Vikas Patel: I think my message is, I’m not prescribing things that I wouldn’t take myself. But I’m willing to have the conversation with patients, and I’m willing to educate myself on these things, because patients want to know. I’d much rather have them get the information from me than look it up on TikTok, because that’s purely the Wild West.

And if we’re not willing to have an open mind, the reality is, I am sure that of the 20 or so very popular peptides that are out there, I am sure at least three, four, or five of them are probably good, and at some point, if somebody were to bother studying them, they would be able to get a decent protocol that makes sense for a subset of patients. That means that the patients aren’t completely wrong. They’re not wrong to look for something that they’re not getting from regular, traditional medicine. It just means that we have to be able to meet them where they’re at, and if we can’t meet them where they’re at, we’re never going to close that gap in trust that has developed.

I don’t think any doctor, I wouldn’t tell any doctor to go against their own morals. But I don’t think it’s going against our morals to have a legitimate conversation and empower the patient to make a well-informed decision, understanding what the risks are of what they want to do.

Kevin Pho: We’re talking to Vikas Patel, emergency medicine physician. Today’s KevinMD article is “Why the FDA regulations on peptide therapy matter.” Vikas, we’ll end with take-home messages you want to leave with the KevinMD audience.
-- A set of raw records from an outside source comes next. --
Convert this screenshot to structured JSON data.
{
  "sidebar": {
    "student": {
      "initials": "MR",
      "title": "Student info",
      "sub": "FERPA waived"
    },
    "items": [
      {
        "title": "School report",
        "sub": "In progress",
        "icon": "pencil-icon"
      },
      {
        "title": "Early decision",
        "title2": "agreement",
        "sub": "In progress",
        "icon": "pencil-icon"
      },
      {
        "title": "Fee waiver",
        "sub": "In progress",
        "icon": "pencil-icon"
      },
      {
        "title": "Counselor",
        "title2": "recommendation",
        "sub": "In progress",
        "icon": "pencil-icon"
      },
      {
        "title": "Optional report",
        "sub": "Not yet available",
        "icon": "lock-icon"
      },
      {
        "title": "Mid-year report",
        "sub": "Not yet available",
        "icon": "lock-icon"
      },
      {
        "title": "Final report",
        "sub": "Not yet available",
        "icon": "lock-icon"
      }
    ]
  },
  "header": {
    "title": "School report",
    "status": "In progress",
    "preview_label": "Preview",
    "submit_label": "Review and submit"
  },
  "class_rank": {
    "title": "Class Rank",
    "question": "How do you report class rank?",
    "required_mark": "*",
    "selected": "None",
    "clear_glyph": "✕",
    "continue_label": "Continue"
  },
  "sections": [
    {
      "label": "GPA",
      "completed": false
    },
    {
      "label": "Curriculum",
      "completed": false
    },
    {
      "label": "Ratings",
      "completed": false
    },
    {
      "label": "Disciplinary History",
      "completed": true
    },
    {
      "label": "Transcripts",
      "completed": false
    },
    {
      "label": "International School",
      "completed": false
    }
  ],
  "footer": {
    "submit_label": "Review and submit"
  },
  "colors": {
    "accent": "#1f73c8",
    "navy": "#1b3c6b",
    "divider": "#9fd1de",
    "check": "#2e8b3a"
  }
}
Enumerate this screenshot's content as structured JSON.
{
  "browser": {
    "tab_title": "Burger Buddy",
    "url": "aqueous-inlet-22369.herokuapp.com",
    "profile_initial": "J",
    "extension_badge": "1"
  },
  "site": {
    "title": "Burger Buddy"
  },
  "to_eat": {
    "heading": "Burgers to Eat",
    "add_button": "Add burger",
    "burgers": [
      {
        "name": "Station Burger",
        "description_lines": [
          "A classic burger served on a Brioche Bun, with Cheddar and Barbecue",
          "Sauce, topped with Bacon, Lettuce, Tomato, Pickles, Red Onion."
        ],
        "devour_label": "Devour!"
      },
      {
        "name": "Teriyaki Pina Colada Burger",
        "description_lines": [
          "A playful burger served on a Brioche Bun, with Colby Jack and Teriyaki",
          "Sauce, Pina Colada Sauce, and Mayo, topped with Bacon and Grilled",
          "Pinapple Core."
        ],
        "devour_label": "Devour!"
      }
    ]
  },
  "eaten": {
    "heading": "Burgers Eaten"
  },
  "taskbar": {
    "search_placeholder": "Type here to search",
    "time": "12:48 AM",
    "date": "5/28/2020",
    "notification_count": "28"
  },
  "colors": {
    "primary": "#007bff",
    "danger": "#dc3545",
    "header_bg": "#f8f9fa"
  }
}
Vikas Patel: Honestly, I think for physicians, it’s really what we just talked about, which is, I think it’s very important for us to have a working knowledge of things that our patients are looking up. If you’re a cardiologist and you are not able to speak to really the latest trials that say that the muscle side effects of statins are truly reported in about a half percent to possibly 2 percent of patients, yet it’s probably the most common thing that patients say. Just in my population of patients alone, easily 10 percent of them will say that I have to stop because of muscle side effects. How could that possibly be true? It’s not true. I know it’s not true, but that’s what they believe, because they’ve been told that this is something they need to watch out for.

So I think we have to be very educated on the things that our patients are reading online and the information that they’re getting from their friends and neighbors. And we have to arm ourselves with good information and still take them seriously.

I think for the patients that are out there, I really think that they should be seeking out their physician’s opinions on things that are not considered standard therapy. They should ask people who, if they don’t know, like I have plenty of patients who ask me things that I don’t know the answer to, and I tell them, I don’t know the answer to this. I’m going to do some research for you and I’ll get back to you. And I think that’s a perfectly valid approach. And I want patients to ask me rather than just go online and find some information, and we have no idea whether that’s accurate or not.

Kevin Pho: Vikas, thank you so much for sharing your perspective and insight. Thanks again for coming on the show.

Vikas Patel: Thank you for having me.